JuliaLang / Pkg.jl

Pkg - Package manager for the Julia programming language
https://pkgdocs.julialang.org
Other
618 stars 259 forks source link

Packages without Git: plain directories or Mercurial #1506

Closed ghost closed 4 years ago

ghost commented 4 years ago

I refuse to shoot my own feet off by touching Git, but would like to create (local) packages to better manage parts of my code that are generic, and parts that are specific to certain projects (scientific articles). Please allow Pkg.add("directory") with directory being either a) a plain directory without version control, or b) a Mercurial repository.

If public Mercurial repositories were supported, I could contribute packages; without that, I just publish my work on Zenodo for archival. I will not be a masochist and touch Git.

fredrikekre commented 4 years ago

Please allow Pkg.add("directory") with directory being either a) a plain directory without version control

That already works.

ghost commented 4 years ago

Please allow Pkg.add("directory") with directory being either a) a plain directory without version control

That already works.

Tried it: ERROR: Git repository not found at 'path'

fredrikekre commented 4 years ago

Right, sorry, you need Pkg.develop(PackageSpec(path="directory")).

ghost commented 4 years ago

Also:

(v1.2) pkg> ?add
  ...
  If a local path is used as an argument to add, the path needs to be a git
  repository.
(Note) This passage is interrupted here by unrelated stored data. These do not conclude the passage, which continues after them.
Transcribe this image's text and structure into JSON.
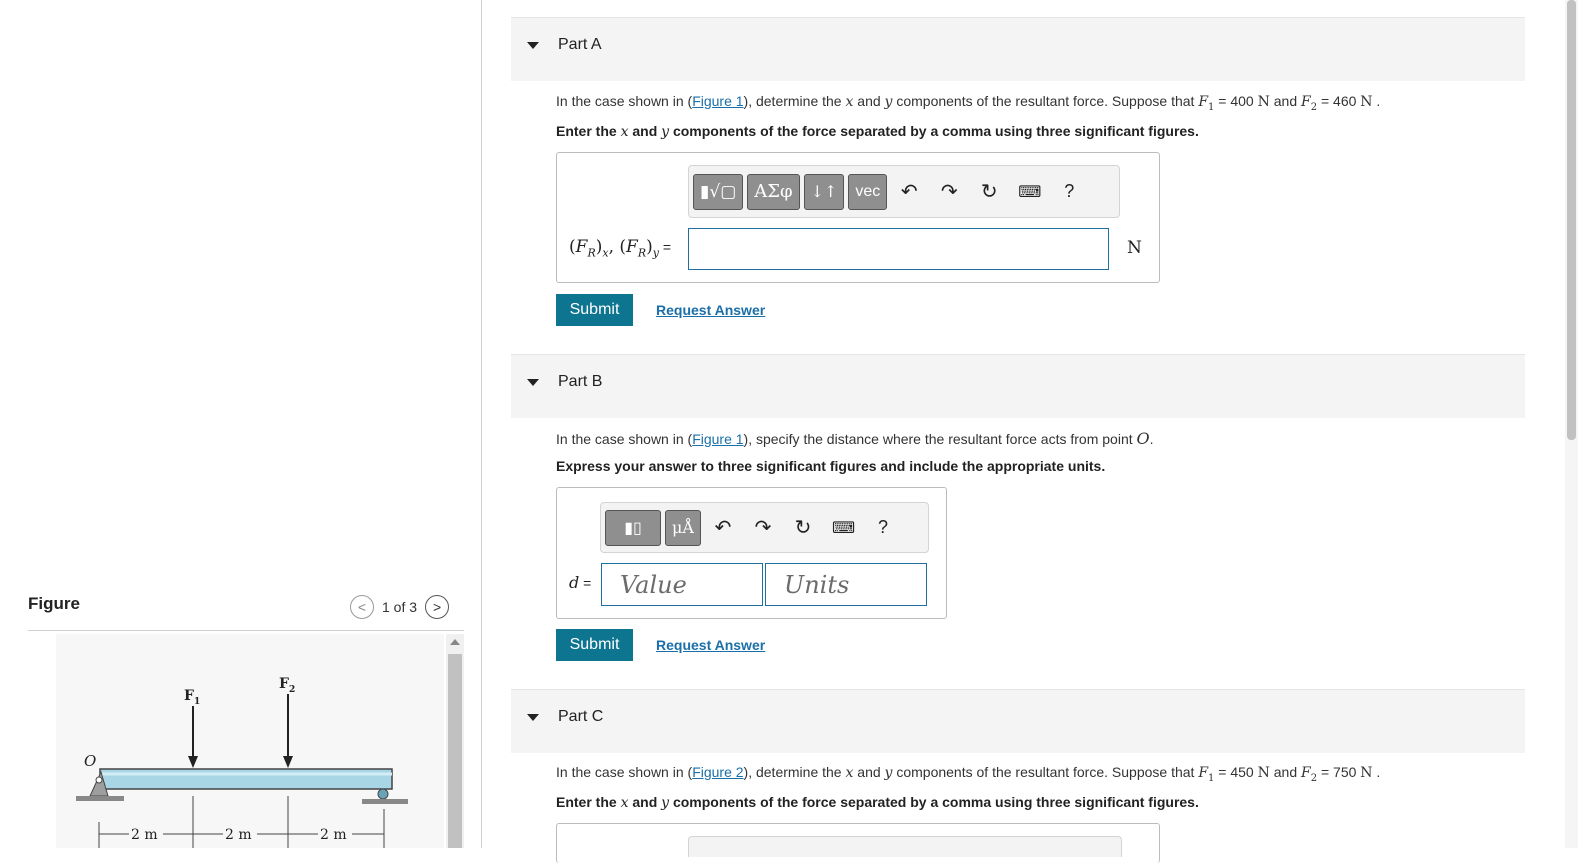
{
  "figure_panel": {
    "title": "Figure",
    "pager_text": "1 of 3",
    "prev_glyph": "<",
    "next_glyph": ">",
    "diagram": {
      "force1": "F",
      "force1_sub": "1",
      "force2": "F",
      "force2_sub": "2",
      "origin": "O",
      "dims": [
        "2 m",
        "2 m",
        "2 m"
      ]
    }
  },
  "parts": [
    {
      "label": "Part A",
      "question": {
        "pre": "In the case shown in (",
        "link": "Figure 1",
        "mid": "), determine the ",
        "v1": "x",
        "and1": " and ",
        "v2": "y",
        "post": " components of the resultant force. Suppose that ",
        "f1": "F",
        "f1_sub": "1",
        "f1_val": " = 400 ",
        "unitN1": "N",
        "and2": " and ",
        "f2": "F",
        "f2_sub": "2",
        "f2_val": " = 460 ",
        "unitN2": "N",
        "end": " ."
      },
      "instruction": {
        "pre": "Enter the ",
        "v1": "x",
        "and": " and ",
        "v2": "y",
        "post": " components of the force separated by a comma using three significant figures."
      },
      "toolbar": {
        "templates": "▮√▢",
        "greek": "ΑΣφ",
        "arrows": "↓↑",
        "vec": "vec",
        "undo": "↶",
        "redo": "↷",
        "reset": "↻",
        "keyboard": "⌨",
        "help": "?"
      },
      "input_label": "(F",
      "input_label_full": "(FR)x, (FR)y =",
      "input_value": "",
      "unit": "N",
      "submit": "Submit",
      "request": "Request Answer"
    },
    {
      "label": "Part B",
      "question": {
        "pre": "In the case shown in (",
        "link": "Figure 1",
        "post": "), specify the distance where the resultant force acts from point ",
        "point": "O",
        "end": "."
      },
      "instruction": "Express your answer to three significant figures and include the appropriate units.",
      "toolbar": {
        "templates": "▮▯",
        "units": "μÅ",
        "undo": "↶",
        "redo": "↷",
        "reset": "↻",
        "keyboard": "⌨",
        "help": "?"
      },
      "input_label": "d =",
      "value_placeholder": "Value",
      "units_placeholder": "Units",
      "submit": "Submit",
      "request": "Request Answer"
    },
    {
      "label": "Part C",
      "question": {
        "pre": "In the case shown in (",
        "link": "Figure 2",
        "mid": "), determine the ",
        "v1": "x",
        "and1": " and ",
        "v2": "y",
        "post": " components of the resultant force. Suppose that ",
        "f1": "F",
        "f1_sub": "1",
        "f1_val": " = 450 ",
        "unitN1": "N",
        "and2": " and ",
        "f2": "F",
        "f2_sub": "2",
        "f2_val": " = 750 ",
        "unitN2": "N",
        "end": " ."
      },
      "instruction": {
        "pre": "Enter the ",
        "v1": "x",
        "and": " and ",
        "v2": "y",
        "post": " components of the force separated by a comma using three significant figures."
      }
    }
  ]
}
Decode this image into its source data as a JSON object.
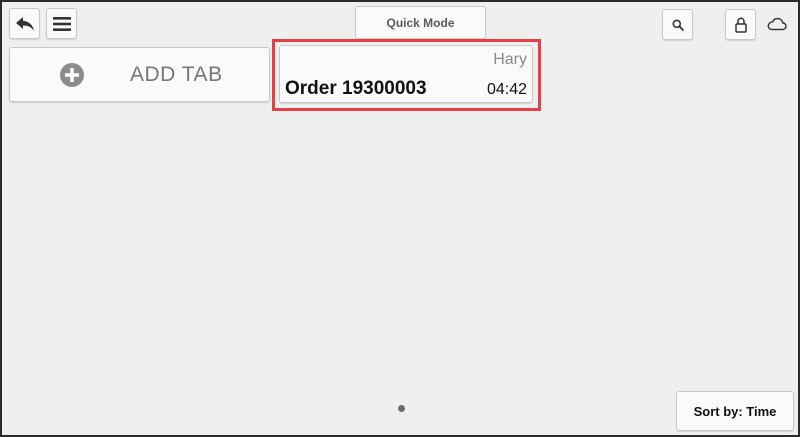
{
  "toolbar": {
    "back_icon": "back-arrow-icon",
    "menu_icon": "hamburger-menu-icon",
    "quick_mode_label": "Quick Mode",
    "search_icon": "search-icon",
    "lock_icon": "lock-icon",
    "cloud_icon": "cloud-icon"
  },
  "tabs": {
    "add_tab_label": "ADD TAB",
    "add_tab_icon": "plus-circle-icon",
    "orders": [
      {
        "user": "Hary",
        "title": "Order 19300003",
        "time": "04:42"
      }
    ]
  },
  "footer": {
    "sort_label": "Sort by: Time"
  },
  "colors": {
    "background": "#efefef",
    "highlight": "#e64046",
    "button_bg": "#fafafa"
  }
}
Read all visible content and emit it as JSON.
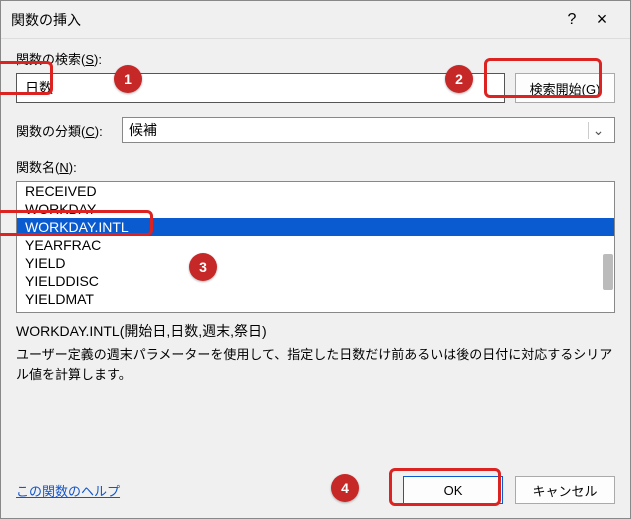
{
  "titlebar": {
    "title": "関数の挿入",
    "help": "?",
    "close": "×"
  },
  "search": {
    "label": "関数の検索(S):",
    "value": "日数",
    "button": "検索開始(G)"
  },
  "category": {
    "label": "関数の分類(C):",
    "value": "候補"
  },
  "funcname_label": "関数名(N):",
  "functions": {
    "items": [
      "RECEIVED",
      "WORKDAY",
      "WORKDAY.INTL",
      "YEARFRAC",
      "YIELD",
      "YIELDDISC",
      "YIELDMAT"
    ],
    "selected_index": 2
  },
  "description": {
    "signature": "WORKDAY.INTL(開始日,日数,週末,祭日)",
    "text": "ユーザー定義の週末パラメーターを使用して、指定した日数だけ前あるいは後の日付に対応するシリアル値を計算します。"
  },
  "footer": {
    "help_link": "この関数のヘルプ",
    "ok": "OK",
    "cancel": "キャンセル"
  },
  "annotations": {
    "b1": "1",
    "b2": "2",
    "b3": "3",
    "b4": "4"
  }
}
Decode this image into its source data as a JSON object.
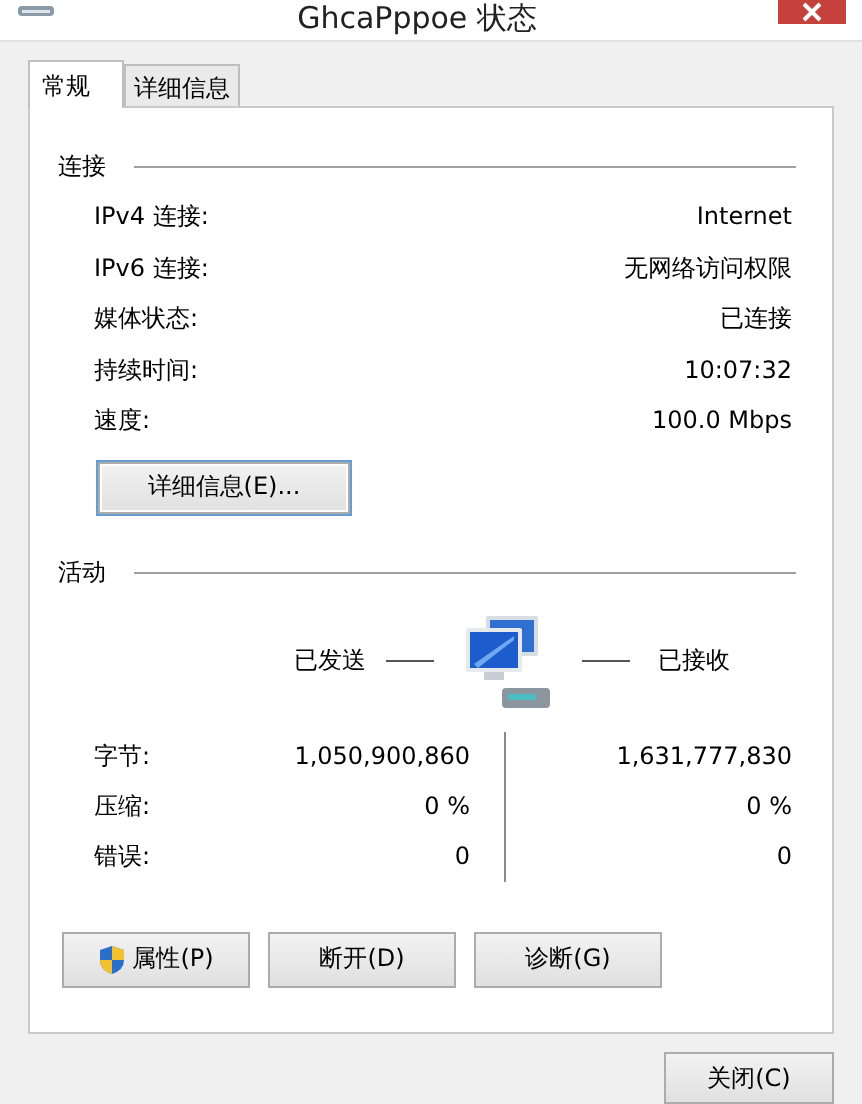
{
  "window": {
    "title": "GhcaPppoe 状态"
  },
  "tabs": [
    {
      "label": "常规",
      "selected": true
    },
    {
      "label": "详细信息",
      "selected": false
    }
  ],
  "connection": {
    "heading": "连接",
    "rows": [
      {
        "label": "IPv4 连接:",
        "value": "Internet"
      },
      {
        "label": "IPv6 连接:",
        "value": "无网络访问权限"
      },
      {
        "label": "媒体状态:",
        "value": "已连接"
      },
      {
        "label": "持续时间:",
        "value": "10:07:32"
      },
      {
        "label": "速度:",
        "value": "100.0 Mbps"
      }
    ],
    "details_button": "详细信息(E)..."
  },
  "activity": {
    "heading": "活动",
    "sent_label": "已发送",
    "received_label": "已接收",
    "rows": [
      {
        "label": "字节:",
        "sent": "1,050,900,860",
        "received": "1,631,777,830"
      },
      {
        "label": "压缩:",
        "sent": "0 %",
        "received": "0 %"
      },
      {
        "label": "错误:",
        "sent": "0",
        "received": "0"
      }
    ]
  },
  "buttons": [
    {
      "label": "属性(P)",
      "shield": true
    },
    {
      "label": "断开(D)",
      "shield": false
    },
    {
      "label": "诊断(G)",
      "shield": false
    }
  ],
  "close_button": "关闭(C)"
}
The project will then track that git repository just like it
  would track a remote repository online.
ghost commented 4 years ago

Right, sorry, you need Pkg.develop(PackageSpec(path="directory")).

Ah, yes, that seems to work.

KristofferC commented 4 years ago

Yeah, add with a URL or path needs to be a git repo but you can get the code in whatever way you want and use develop and point that to a path.

KristofferC commented 4 years ago

I don't think that support for other version control systems will be added. But as been said, you can already use develop on a path (which can then be version controlled however desired).

ghost commented 4 years ago

However, that will restrict easy installable package development to those masochist enough to work with Git, seriously damaging the ecosystem and Julia. I for one will release nothing I develop as packages installable with Pkg.add. There has to exist an alternative to the hell that is working with Git—the worst and most poorly designed piece of software ever released. Pkg.develop is not one, as it is not an end-user solution.

ghost commented 4 years ago

Git aficionados are the scum of the earth—forcing it upon everyone they run across, everywhere they can.

StefanKarpinski commented 4 years ago

If you want to work on adding support for mercurial as an opt-in plugin, that would be great.

StefanKarpinski commented 4 years ago

At a high level, since Julia 1.4, neither installing nor developing Julia packages is in principle tied to git anymore, although the tooling is, of course, much better developed if you are using git.

Since Julia 1.0, a package version is associated with a particular source tree hash, which is content-addressed using git's tree hashing algorithm, but that can be used to hash any source tree, regardless of whether git is used for development or not.

Since Julia 1.4, with the introduction of the Pkg Protocol, it's possible to install packages without using git since packages can be installed using the protocol, which simply serves registries, packages and artifacts as content-addressed tarballs.

From Julia 1.5 onward, using the Pkg Protocol is the default so installing packages using git will be strictly a fallback for unregistered packages that are only available via git repos.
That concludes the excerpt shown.